The fracture fluid-gel-proppant mixture is injected into the formation and carries the proppant to the extremes of the fracture. Upon propagation of the fracture to the required lateral and vertical extent, the predetermined fracture thickness may need to be increased by utilizing the process of tip screen out or by re-fracturing the already induced fractures. The tip screen out process involves modifying the proppant loading and/or fracture fluid 20 and 80 properties to achieve a proppant bridge at the fracture tip. The fracture fluid 20 and 80 is further injected after tip screen out, but rather then extending the fracture laterally or vertically, the injected fluid widens, i.e. thickens, the fracture. Re-fracturing of the already induced fractures enables thicker and more permeable fractures to be installed, and also provides the ability to preferentially inject steam, carbon dioxide, chemicals, etc to provide enhanced recovery of the petroleum fluids from the formation.

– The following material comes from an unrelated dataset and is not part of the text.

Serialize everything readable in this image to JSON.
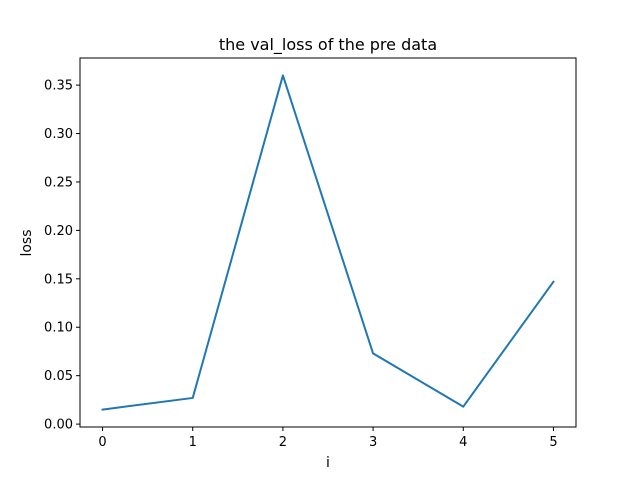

The density of the fracture fluid 20 and 80 can be altered by increasing or decreasing the proppant loading or modifying the density of the proppant material. In many cases, the fracture fluid 20 and 80 density will be controlled to ensure the fracture propagates downwards initially and achieves the required height of the planned fracture. Such downward fracture propagation depends on the in situ horizontal formation stress gradient with depth and requires the gel density to be typically greater than 1.25 gm/cc.
The viscosity of the fracture fluid 20 and 80 should be sufficiently high to ensure the proppant remains suspended during injection into the subsurface, otherwise dense proppant materials will sink or settle out and light proppant materials will flow or rise in the fracture fluid 20 and 80. The required viscosity of the fracture fluid 20 and 80 depends on the density contrast of the proppant and the gel and the proppant's maximum particulate diameter. For medium grain-size particles, that is of grain size similar to a medium sand, a fracture fluid 20 and 80 viscosity needs to be typically greater than 100 centipoise at a shear rate of 1/sec.
Another embodiment of the present invention is shown on
Finally, it will be understood that the preferred embodiment has been disclosed by way of example, and that other modifications may occur to those skilled in the art without departing from the scope and spirit of the appended claims.